Page 1 of 1

Projevt 17118 on 4090

Posted: Mon Oct 30, 2023 4:52 am
by PaulTV
Hola,

Last night I got a job for project 17118 on my 4090, which is probably by mistake. It was ready in only 6 minutes or so, and got me just 18k points. This project is probably meant for smaller GPUs.

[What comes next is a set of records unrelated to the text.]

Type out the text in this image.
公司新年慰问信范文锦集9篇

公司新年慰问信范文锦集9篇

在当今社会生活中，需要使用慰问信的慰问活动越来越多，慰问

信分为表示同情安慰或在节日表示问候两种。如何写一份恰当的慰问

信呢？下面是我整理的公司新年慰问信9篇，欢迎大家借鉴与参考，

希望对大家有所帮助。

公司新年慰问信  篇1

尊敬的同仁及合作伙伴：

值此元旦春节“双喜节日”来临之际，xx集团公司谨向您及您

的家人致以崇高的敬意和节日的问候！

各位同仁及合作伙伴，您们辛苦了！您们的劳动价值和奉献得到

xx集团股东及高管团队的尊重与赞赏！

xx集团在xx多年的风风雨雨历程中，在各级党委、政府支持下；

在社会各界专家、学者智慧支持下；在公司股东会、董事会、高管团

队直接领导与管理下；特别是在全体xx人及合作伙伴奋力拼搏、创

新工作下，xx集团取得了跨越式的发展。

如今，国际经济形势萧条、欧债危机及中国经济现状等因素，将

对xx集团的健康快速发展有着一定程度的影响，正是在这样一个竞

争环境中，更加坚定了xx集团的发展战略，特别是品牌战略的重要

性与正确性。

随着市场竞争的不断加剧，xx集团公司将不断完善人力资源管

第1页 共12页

https://apps.foldingathome.org/wu#proje ... =338&gen=0

Cheers,
Paul

Re: Projevt 17118 on 4090

Posted: Mon Oct 30, 2023 2:43 pm
by pyrocyborg
This is a very fast benchmark, I think. Happens sometimes.

Re: Projevt 17118 on 4090

Posted: Mon Oct 30, 2023 3:38 pm
by Joe_H
pyrocyborg wrote: Mon Oct 30, 2023 2:43 pm This is a very fast benchmark, I think. Happens sometimes.
Exactly. There are a few benchmarking projects to check performance on various GPUs. In this case the description was copy / pasted from a previous project for Core_22, but is testing Core_23.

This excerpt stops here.